Radioactivity and nuclear reactions

For the nucleus of an atom to be stable, it needs a certain proportion of neutrons and protons. Otherwise, it undergoes a series of disintegrations to reach a stable state by removing excess particles. In doing so, it emits radiation that, in high doses, attacks unprotected living tissue. Each radioactive nucleus is characterized by the nature and energy of the radiation it emits and its specific rate of decay.

1. From stable to radioactive nuclei

Solid, liquid or gaseous matter [1] (Figure 1) is formed of atoms, individual or assembled into crystals and molecules. The atoms themselves are made up of a nucleus that contains almost all of their mass and electrons, very small particles with a negative electrical charge. In fact, the atom is mainly made up of emptiness: if an atom had the size of a cathedral nave, the nucleus would have that of a large drone roaring in the middle of the choir.

The nucleus is an assembly of massive particles, the nucleons: the mass of a nucleon is more than 1800 times the mass of an electron. Nucleons are divided between protons that carry a positive electrical charge and neutrons that are not charged. The number of protons in a nucleus determines its chemical species (1 proton = hydrogen, 2 = helium, 6 = carbon, etc.). It is the atomic number, denoted Z, while the total number of nucleons or atomic mass is denoted A. The atoms of the same Z whose numbers A differ are isotopes of the same element.

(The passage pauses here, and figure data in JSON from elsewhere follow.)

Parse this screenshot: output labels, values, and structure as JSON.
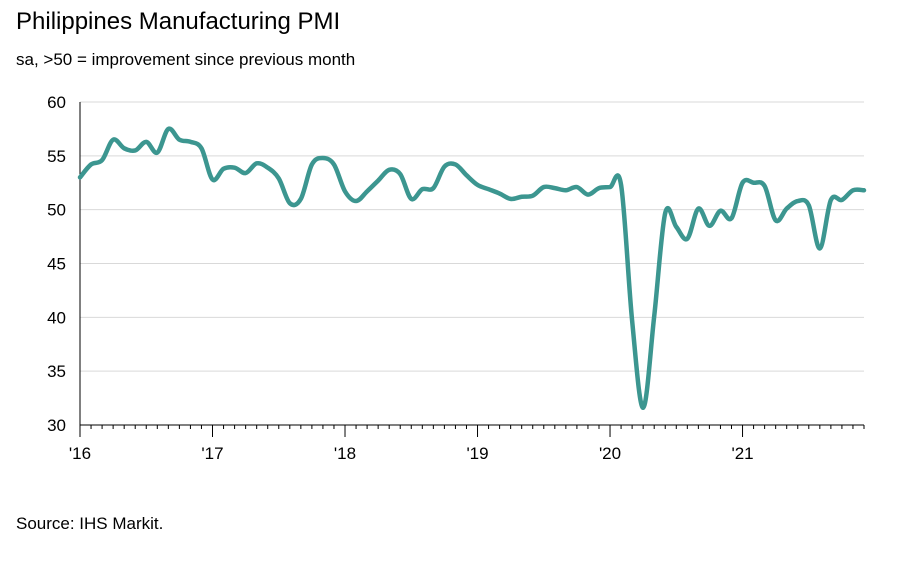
{
  "title": "Philippines Manufacturing PMI",
  "subtitle": "sa, >50 = improvement since previous month",
  "source": "Source: IHS Markit.",
  "line_color": "#3c9690",
  "grid_color": "#d9d9d9",
  "chart_data": {
    "type": "line",
    "title": "Philippines Manufacturing PMI",
    "subtitle": "sa, >50 = improvement since previous month",
    "xlabel": "",
    "ylabel": "",
    "ylim": [
      30,
      60
    ],
    "yticks": [
      30,
      35,
      40,
      45,
      50,
      55,
      60
    ],
    "xticks": [
      {
        "date": "2016-01",
        "label": "'16"
      },
      {
        "date": "2017-01",
        "label": "'17"
      },
      {
        "date": "2018-01",
        "label": "'18"
      },
      {
        "date": "2019-01",
        "label": "'19"
      },
      {
        "date": "2020-01",
        "label": "'20"
      },
      {
        "date": "2021-01",
        "label": "'21"
      }
    ],
    "grid": "horizontal",
    "legend": "none",
    "series": [
      {
        "x": [
          "2016-01",
          "2016-02",
          "2016-03",
          "2016-04",
          "2016-05",
          "2016-06",
          "2016-07",
          "2016-08",
          "2016-09",
          "2016-10",
          "2016-11",
          "2016-12",
          "2017-01",
          "2017-02",
          "2017-03",
          "2017-04",
          "2017-05",
          "2017-06",
          "2017-07",
          "2017-08",
          "2017-09",
          "2017-10",
          "2017-11",
          "2017-12",
          "2018-01",
          "2018-02",
          "2018-03",
          "2018-04",
          "2018-05",
          "2018-06",
          "2018-07",
          "2018-08",
          "2018-09",
          "2018-10",
          "2018-11",
          "2018-12",
          "2019-01",
          "2019-02",
          "2019-03",
          "2019-04",
          "2019-05",
          "2019-06",
          "2019-07",
          "2019-08",
          "2019-09",
          "2019-10",
          "2019-11",
          "2019-12",
          "2020-01",
          "2020-02",
          "2020-03",
          "2020-04",
          "2020-05",
          "2020-06",
          "2020-07",
          "2020-08",
          "2020-09",
          "2020-10",
          "2020-11",
          "2020-12",
          "2021-01",
          "2021-02",
          "2021-03",
          "2021-04",
          "2021-05",
          "2021-06",
          "2021-07",
          "2021-08",
          "2021-09",
          "2021-10",
          "2021-11",
          "2021-12"
        ],
        "values": [
          53.0,
          54.2,
          54.6,
          56.5,
          55.7,
          55.5,
          56.3,
          55.3,
          57.5,
          56.5,
          56.3,
          55.7,
          52.8,
          53.8,
          53.9,
          53.4,
          54.3,
          53.9,
          52.9,
          50.6,
          51.0,
          54.2,
          54.8,
          54.2,
          51.7,
          50.8,
          51.7,
          52.7,
          53.7,
          53.3,
          51.0,
          51.9,
          52.0,
          54.0,
          54.2,
          53.2,
          52.3,
          51.9,
          51.5,
          51.0,
          51.2,
          51.3,
          52.1,
          52.0,
          51.8,
          52.1,
          51.4,
          52.0,
          52.1,
          52.3,
          39.7,
          31.6,
          40.1,
          49.7,
          48.4,
          47.3,
          50.1,
          48.5,
          49.9,
          49.2,
          52.5,
          52.5,
          52.2,
          49.0,
          50.1,
          50.8,
          50.4,
          46.4,
          50.9,
          50.9,
          51.8,
          51.8
        ]
      }
    ]
  }
}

Their chemical properties (linked to protons) are almost identical, but their nuclear properties can be very different. Isotopes are commonly noted by their chemical symbol preceded by their atomic mass by exposing: ¹H, ⁴He, ¹²C, ¹⁶O, ²³⁵U.

The electrons are distributed over layers more or less distant from the nucleus. Peripheral electrons play a major role in chemical reactions. In a molecule, atoms more or less share these peripheral electrons. An atom has the same number of protons and electrons: it is electrically neutral. If the two numbers differ, the atom is said to be ionized – but it retains the chemical nature determined by its protons. If it has an excess of electrons, it is a negative ion, or anion (example: Cl-, O–), otherwise it is a positive ion, or cation (example H+, Ca++).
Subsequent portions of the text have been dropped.